Rekonstruktion eines iOS‑Backups

Unter MobileSync gespeicherte Backups verwenden gehashte Dateinamen, die nicht menschenlesbar sind. Die SQLite‑Datenbank Manifest.db ordnet jedes gespeicherte Objekt seinem logischen Pfad zu.

Überblick über das Vorgehen:

  1. Manifest.db öffnen und die Dateieinträge lesen (domain, relativePath, flags, fileID/hash)
  2. Die ursprüngliche Ordnerhierarchie basierend auf domain + relativePath rekonstruieren
  3. Jedes gespeicherte Objekt zu seinem rekonstruierten Pfad kopieren oder per hardlink verknüpfen

Beispielworkflow mit einem Tool, das dies Ende‑zu‑Ende implementiert (ElegantBouncer):

# Rebuild the backup into a readable folder tree
$ elegant-bouncer --ios-extract /path/to/backup --output /tmp/reconstructed
[+] Reading Manifest.db ...
✓ iOS backup extraction completed successfully!

Hinweise:

  • Verarbeite verschlüsselte Backups, indem du dem Extractor das Backup-Passwort bereitstellst
  • Bewahre, wenn möglich, originale Zeitstempel/ACLs für Beweiszwecke

Erfassung & Entschlüsselung des Backups (USB / Finder / libimobiledevice)

  • Unter macOS/Finder setze “Encrypt local backup” und erstelle ein frisches verschlüsseltes Backup, damit keychain items vorhanden sind.
  • Plattformübergreifend: idevicebackup2 (libimobiledevice ≥1.4.0) unterstützt die Backup‑Protokolländerungen von iOS 17/18 und behebt frühere Restore-/Backup‑Handshake‑Fehler.
# Pair then create a full encrypted backup over USB
$ idevicepair pair
$ idevicebackup2 backup --full --encrypt --password '<pwd>' ~/backups/iphone17

IOC‑gesteuerte Triage mit MVT

Amnesty’s Mobile Verification Toolkit (mvt-ios) arbeitet jetzt direkt mit verschlüsselten iTunes/Finder-Backups und automatisiert die Entschlüsselung sowie das IOC-Matching für Fälle kommerzieller Spyware.
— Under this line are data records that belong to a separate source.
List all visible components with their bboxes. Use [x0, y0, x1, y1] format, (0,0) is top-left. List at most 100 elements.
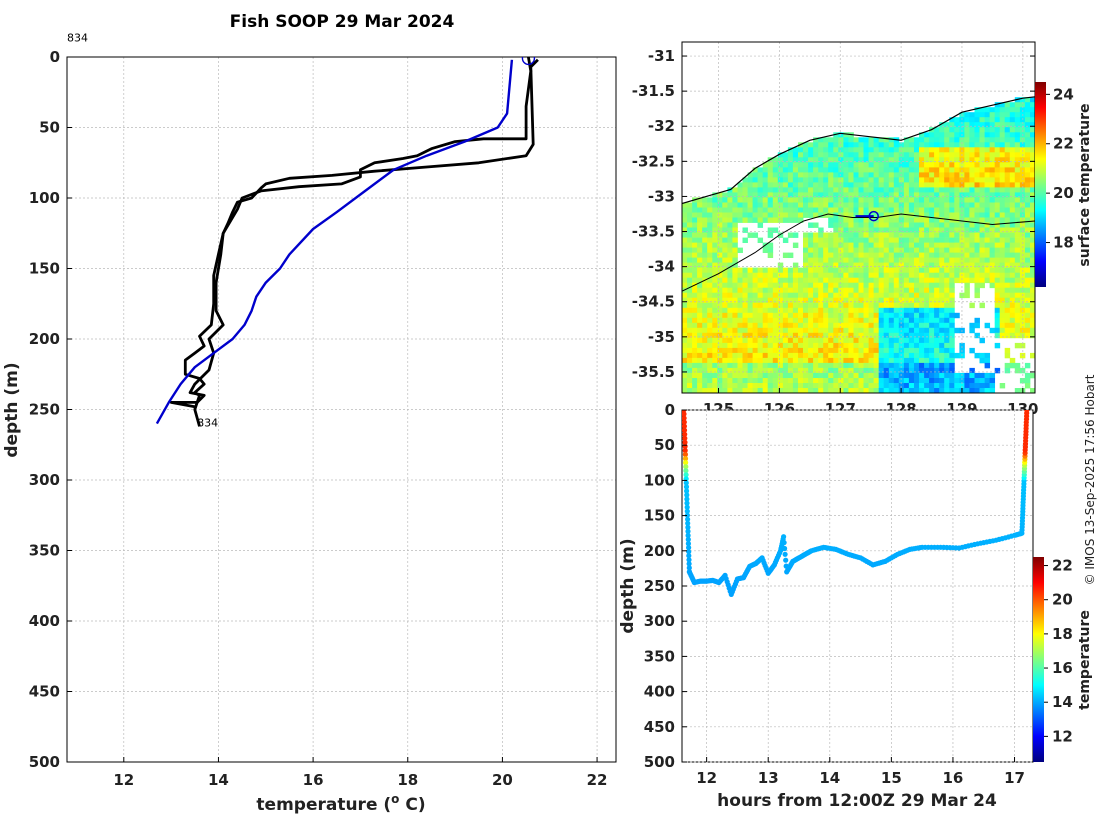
sst-cell [833, 222, 839, 228]
sst-cell [994, 257, 1001, 264]
sst-cell [752, 347, 759, 354]
sst-cell [989, 147, 996, 153]
sst-cell [853, 327, 859, 334]
sst-cell [903, 202, 910, 208]
sst-cell [979, 232, 985, 238]
sst-cell [808, 342, 814, 349]
sst-cell [924, 322, 930, 329]
sst-cell [853, 367, 859, 374]
sst-cell [1004, 147, 1011, 153]
sst-cell [722, 237, 728, 244]
sst-cell [823, 287, 829, 294]
sst-cell [848, 307, 854, 314]
sst-cell [979, 337, 985, 344]
sst-cell [929, 302, 935, 309]
sst-cell [888, 257, 895, 264]
sst-cell [1030, 327, 1035, 334]
sst-cell [762, 187, 769, 193]
sst-cell [1014, 192, 1021, 198]
sst-cell [782, 167, 789, 173]
sst-cell [979, 277, 985, 284]
sst-cell [964, 378, 970, 384]
sst-cell [898, 162, 905, 168]
sst-cell [974, 257, 980, 264]
timeseries-point [684, 488, 690, 494]
sst-cell [1009, 132, 1016, 138]
sst-cell [1009, 327, 1016, 334]
sst-cell [702, 242, 708, 249]
sst-cell [893, 182, 900, 188]
sst-cell [1019, 127, 1026, 133]
sst-cell [823, 157, 829, 163]
sst-cell [989, 162, 996, 168]
sst-cell [808, 337, 814, 344]
sst-cell [833, 177, 839, 183]
sst-cell [798, 302, 804, 309]
sst-cell [984, 172, 991, 178]
sst-cell [762, 192, 769, 198]
sst-cell [803, 352, 809, 359]
profile-y-tick-label: 250 [29, 401, 60, 419]
sst-cell [964, 287, 970, 294]
sst-cell [939, 327, 945, 334]
sst-cell [757, 317, 764, 324]
sst-cell [974, 262, 980, 269]
sst-cell [873, 197, 880, 203]
sst-cell [1014, 367, 1021, 374]
sst-cell [873, 277, 880, 284]
sst-cell [964, 207, 970, 213]
sst-cell [898, 237, 905, 244]
sst-cell [883, 157, 890, 163]
sst-cell [1009, 187, 1016, 193]
sst-cell [908, 217, 915, 223]
sst-cell [1009, 252, 1016, 259]
sst-cell [702, 388, 708, 393]
sst-cell [1030, 212, 1035, 218]
sst-cell [692, 202, 698, 208]
sst-cell [792, 342, 799, 349]
sst-cell [838, 197, 844, 203]
sst-cell [888, 167, 895, 173]
sst-cell [934, 292, 940, 299]
sst-cell [863, 182, 869, 188]
sst-cell [873, 232, 880, 238]
profile-series-line-2 [155, 59, 514, 425]
sst-cell [707, 372, 713, 379]
sst-cell [737, 322, 743, 329]
sst-cell [989, 247, 996, 254]
sst-cell [919, 282, 925, 289]
sst-cell [1030, 177, 1035, 183]
sst-cell [903, 232, 910, 238]
sst-cell [782, 172, 789, 178]
sst-cell [919, 372, 925, 379]
sst-cell [833, 322, 839, 329]
sst-cell [838, 357, 844, 364]
sst-cell [843, 162, 849, 168]
timeseries-x-label: hours from 12:00Z 29 Mar 24 [717, 791, 997, 811]
sst-cell [848, 292, 854, 299]
sst-cell [999, 252, 1006, 259]
sst-cell [803, 327, 809, 334]
sst-cell [853, 307, 859, 314]
sst-cell [853, 222, 859, 228]
sst-cell [742, 357, 748, 364]
sst-cell [873, 142, 880, 148]
sst-cell [782, 357, 789, 364]
sst-cell [798, 282, 804, 289]
sst-cell [782, 197, 789, 203]
sst-cell [747, 342, 754, 349]
sst-cell [777, 282, 784, 289]
sst-heatmap [682, 97, 1035, 393]
sst-cell [1024, 252, 1031, 259]
sst-cell [863, 157, 869, 163]
sst-cell [757, 312, 764, 319]
sst-cell [863, 152, 869, 158]
sst-cell [934, 272, 940, 279]
sst-cell [893, 207, 900, 213]
sst-cell [1014, 117, 1021, 123]
sst-cell [969, 383, 975, 389]
sst-cell [777, 292, 784, 299]
sst-cell [717, 388, 723, 393]
sst-cell [792, 232, 799, 238]
sst-cell [762, 332, 769, 339]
# Optionally extract a reusable key file
$ mvt-ios extract-key -k /tmp/keyfile ~/backups/iphone17

# Decrypt in-place copy of the backup
$ mvt-ios decrypt-backup -p '<pwd>' -d /tmp/dec-backup ~/backups/iphone17

# Run IOC scanning on the decrypted tree
$ mvt-ios check-backup -i indicators.csv /tmp/dec-backup

Outputs land under mvt-results/ (e.g., analytics_detected.json, safari_history_detected.json) and can be correlated with the attachment paths recovered below.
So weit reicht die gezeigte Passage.